Last month I wrote about liberal arts colleges that should probably be considered among the Colleges That Change Lives, but are not. In December I reported on the University of Scranton, a relatively small (3,600 full-time undergraduates) university that would be a good fit onto a list of Small Universities That Change Lives.

What should Small Universities That Change Lives “do?”

Much like the Colleges That Change Lives, Small Universities That Change Lives should offer academic programs and services that enable their students to graduate and successfully move on to life after college. But these  must also be a credible alternative to the larger public universities in terms of academic offerings.

What should Small Universities That Change Lives “be?”

  • Schools that enroll no more than 6,200 undergraduates, smaller than any flagship state school as well as The College of William and Mary, the smallest public institution that is considered to be a selective research university.
  • Undergraduate focused but also offer a selection of majors that is comparable to a larger school.
  • Practicioners of test-optional admissions for all but the most competitive academic programs, usually in the health professions. Low ACT or SAT scores should not discourage anyone with a solid academic transcript from applying to any of these schools, nor should they nix the possibility for merit awards. 
  • Admit at half of their applicants.  Higher education might be the only service industry that is measured, in part, by the percentages of interested in customers who do not get to use the service. Its silly to “rank” colleges that way.
  • Award merit and talent-based scholarships are well as need-based aid. These schools are mostly private, and will have a higher sticker price. Many students and families have affordability in mind as they consider a college. 
  • Operate as a university with majors organized in schools, even if the institution is called a college. Some of these schools might also help students to earn an advanced degree. 
  • Graduate at least 65 percent of their freshmen within four years, better than most state universities. Families will likely hope that they would offer a more personal experience and a greater chance for success. The four-year graduation rate is a fair measure of the services that a college makes available to help as well as the admissions office’s ability to select a freshman class.

And here’s the list

Among the schools that I have visited in my working life, a list of Small Universities That Change Lives would include:

  • Fairfield University (CT)
  • Duquesne University (PA)
  • Lebanon Valley College (PA)
  • Loyola University-Maryland
  • Ithaca College (NY)
  • Marist College (NY)
  • Providence College (RI)
  • Saint Joseph’s University (PA)
  • Salve Regina University (RI)
  • The Catholic University of America (DC)
  • University of Scranton (PA)
  • Worcester Polytechnic Institute (MA)

Three other schools: Merrimack College (MA with 63% graduation rate), Christopher Newport University (VA and 63%) and the University of Mary Washington (VA and 60%) could make this list within two or three years.  

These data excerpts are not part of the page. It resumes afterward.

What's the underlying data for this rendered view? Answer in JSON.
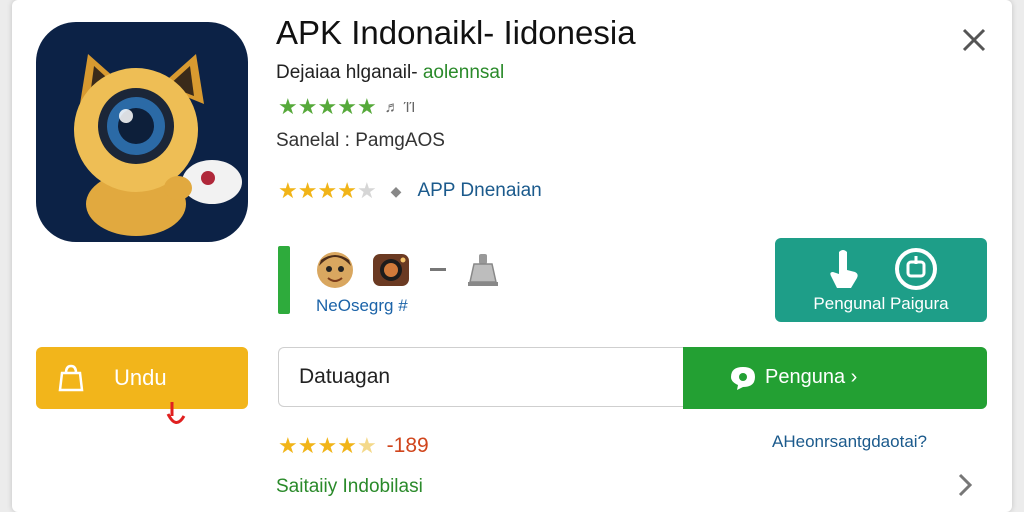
{
  "app": {
    "title": "APK Indonaikl- Iidonesia",
    "subtitle_prefix": "Dejaiaa hlganail- ",
    "subtitle_highlight": "aolennsal",
    "small_rating_meta": "♬ ΊΊ",
    "source": "Sanelal : PamgAOS",
    "app_label": "APP Dnenaian"
  },
  "gallery": {
    "label": "NeOsegrg #"
  },
  "action_card": {
    "label": "Pengunal Paigura"
  },
  "download_button": {
    "label": "Undu"
  },
  "search": {
    "value": "Datuagan"
  },
  "go_button": {
    "label": "Pengunа ›"
  },
  "footer": {
    "rating_count": "-189",
    "link_label": "AHeonrsantgdaotai?",
    "tagline": "Saitaiiy Indobilasi"
  },
  "colors": {
    "accent_green": "#23a033",
    "teal": "#1e9e88",
    "download_yellow": "#f2b51b",
    "icon_bg": "#0c2246",
    "star_gold": "#f1b418"
  },
  "icons": [
    "close-icon",
    "app-mascot-icon",
    "shopping-bag-icon",
    "tag-icon",
    "power-icon",
    "chat-bubble-icon",
    "chevron-right-icon"
  ]
}
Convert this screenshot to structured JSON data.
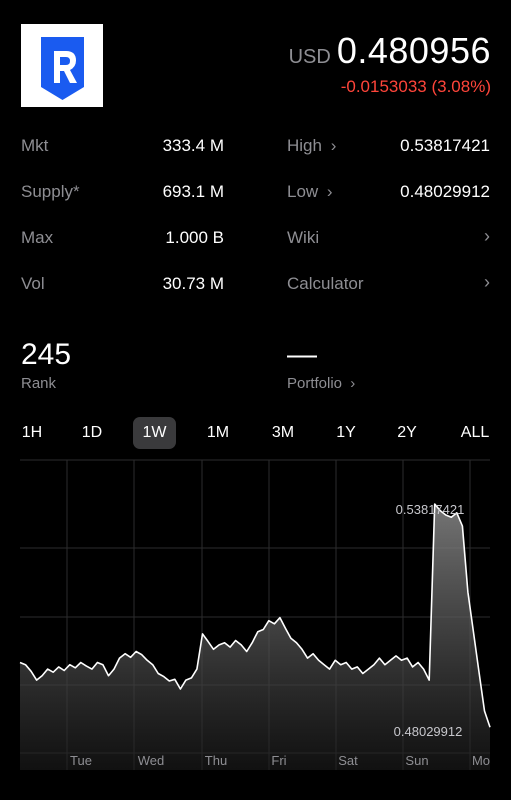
{
  "logo": {
    "icon": "ren-logo",
    "color": "#1a5bf0"
  },
  "header": {
    "currency": "USD",
    "price": "0.480956",
    "change": "-0.0153033 (3.08%)",
    "change_color": "#ff453a"
  },
  "stats": {
    "mkt_label": "Mkt",
    "mkt_value": "333.4 M",
    "supply_label": "Supply*",
    "supply_value": "693.1 M",
    "max_label": "Max",
    "max_value": "1.000 B",
    "vol_label": "Vol",
    "vol_value": "30.73 M",
    "high_label": "High",
    "high_value": "0.53817421",
    "low_label": "Low",
    "low_value": "0.48029912",
    "wiki_label": "Wiki",
    "calculator_label": "Calculator"
  },
  "rank": {
    "value": "245",
    "label": "Rank"
  },
  "portfolio": {
    "value": "—",
    "label": "Portfolio"
  },
  "ranges": {
    "items": [
      "1H",
      "1D",
      "1W",
      "1M",
      "3M",
      "1Y",
      "2Y",
      "ALL"
    ],
    "selected": "1W"
  },
  "chart_data": {
    "type": "area",
    "x_labels": [
      "Tue",
      "Wed",
      "Thu",
      "Fri",
      "Sat",
      "Sun",
      "Mo"
    ],
    "high_label": "0.53817421",
    "low_label": "0.48029912",
    "y_range": [
      0.478,
      0.545
    ],
    "series": [
      {
        "values": [
          0.499,
          0.4985,
          0.497,
          0.495,
          0.496,
          0.4975,
          0.4968,
          0.498,
          0.4972,
          0.4985,
          0.4978,
          0.499,
          0.4982,
          0.4975,
          0.499,
          0.4985,
          0.496,
          0.4975,
          0.5,
          0.501,
          0.5002,
          0.5015,
          0.5008,
          0.4995,
          0.4985,
          0.4965,
          0.4958,
          0.4948,
          0.4952,
          0.493,
          0.495,
          0.4955,
          0.4975,
          0.5055,
          0.5038,
          0.502,
          0.503,
          0.5035,
          0.5025,
          0.504,
          0.503,
          0.5015,
          0.5035,
          0.506,
          0.5065,
          0.5085,
          0.5078,
          0.5092,
          0.5068,
          0.5045,
          0.5035,
          0.502,
          0.5,
          0.501,
          0.4995,
          0.4985,
          0.4975,
          0.4995,
          0.4985,
          0.499,
          0.4975,
          0.498,
          0.4965,
          0.4975,
          0.4985,
          0.5,
          0.4985,
          0.4995,
          0.5005,
          0.4995,
          0.5,
          0.498,
          0.499,
          0.4975,
          0.495,
          0.535,
          0.5335,
          0.5325,
          0.532,
          0.533,
          0.53,
          0.515,
          0.506,
          0.497,
          0.488,
          0.4843
        ]
      }
    ]
  }
}
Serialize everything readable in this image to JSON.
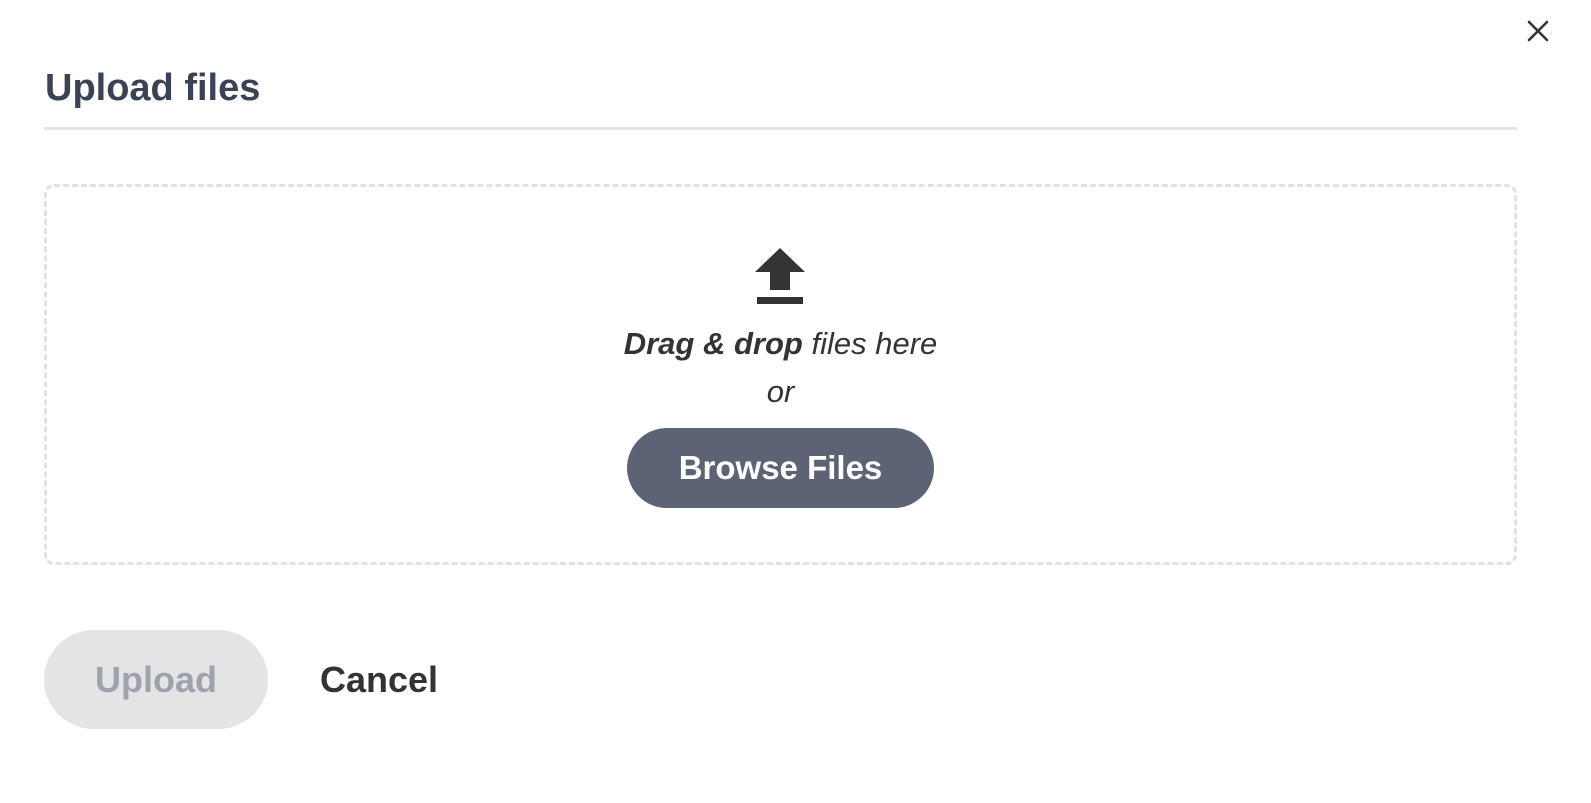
{
  "dialog": {
    "title": "Upload files",
    "close_icon": "close-icon"
  },
  "dropzone": {
    "icon": "upload-icon",
    "drag_bold": "Drag & drop",
    "drag_rest": " files here",
    "or_text": "or",
    "browse_label": "Browse Files"
  },
  "footer": {
    "upload_label": "Upload",
    "cancel_label": "Cancel"
  },
  "colors": {
    "title": "#3a4356",
    "browse_button_bg": "#5b6375",
    "upload_button_bg": "#e4e4e4",
    "upload_button_text": "#9ea2ad",
    "dropzone_border": "#e2e2e2"
  }
}
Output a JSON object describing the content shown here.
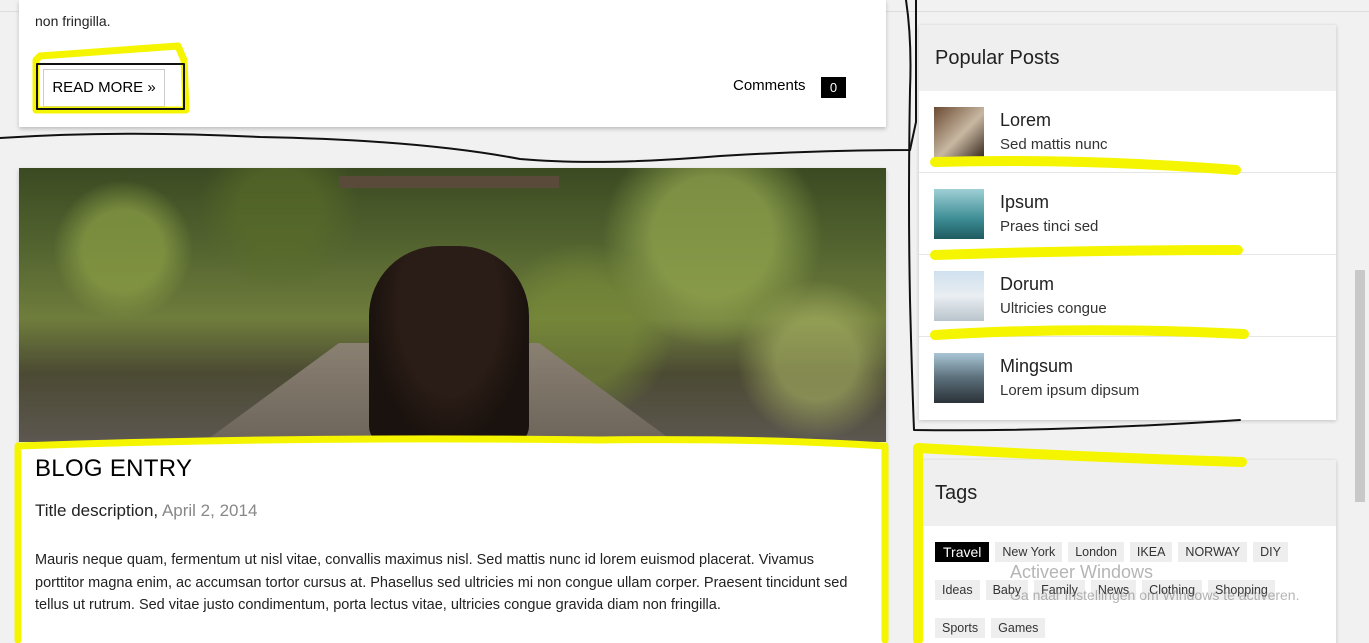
{
  "prev_post": {
    "tail_text": "non fringilla.",
    "read_more": "READ MORE »",
    "comments_label": "Comments",
    "comments_count": "0"
  },
  "entry": {
    "title": "BLOG ENTRY",
    "subtitle": "Title description,",
    "date": "April 2, 2014",
    "body": "Mauris neque quam, fermentum ut nisl vitae, convallis maximus nisl. Sed mattis nunc id lorem euismod placerat. Vivamus porttitor magna enim, ac accumsan tortor cursus at. Phasellus sed ultricies mi non congue ullam corper. Praesent tincidunt sed tellus ut rutrum. Sed vitae justo condimentum, porta lectus vitae, ultricies congue gravida diam non fringilla."
  },
  "sidebar": {
    "popular_title": "Popular Posts",
    "posts": [
      {
        "title": "Lorem",
        "subtitle": "Sed mattis nunc"
      },
      {
        "title": "Ipsum",
        "subtitle": "Praes tinci sed"
      },
      {
        "title": "Dorum",
        "subtitle": "Ultricies congue"
      },
      {
        "title": "Mingsum",
        "subtitle": "Lorem ipsum dipsum"
      }
    ],
    "tags_title": "Tags",
    "tag_rows": [
      [
        "Travel",
        "New York",
        "London",
        "IKEA",
        "NORWAY",
        "DIY"
      ],
      [
        "Ideas",
        "Baby",
        "Family",
        "News",
        "Clothing",
        "Shopping"
      ],
      [
        "Sports",
        "Games"
      ]
    ]
  },
  "watermark": {
    "line1": "Activeer Windows",
    "line2": "Ga naar Instellingen om Windows te activeren."
  },
  "colors": {
    "highlight": "#f5f500",
    "pen": "#111111",
    "active_tag": "#000000"
  }
}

Five other schools would also qualify by the time such a book came out, including:

  • Assumption College (MA)
  • Bryant University (MA)
  • Drake University (IA)
  • Furman University (SC)
  • Mills College (CA)
  • Rollins College (FL)
  • Sacred Heart University (CT)
  • Whitworth University (WA)

This list could grow as more colleges improve their student support services, especially academic advising and residence life. I was also looking for test-optional schools. That ruled out many that I researched online.

I could have included test-mandatory schools and ended up with a list that was much longer. However, merit-based aid is more likely be awarded to the highest scoring applicants. If I was wrong about a school that is not listed here on this point, tell me, and I will research the school. If you would like to have a copy of a past write-up on one of the schools that I have visited, let me know.

If I have done nothing else with this exercise, I hope that I have pointed out that a very good school works successfully with the students that it attracts to come. It takes commitments on the part of many offices within a college to attain that success. Those commitments are shown on this page through a list of Small Universities That Change Lives.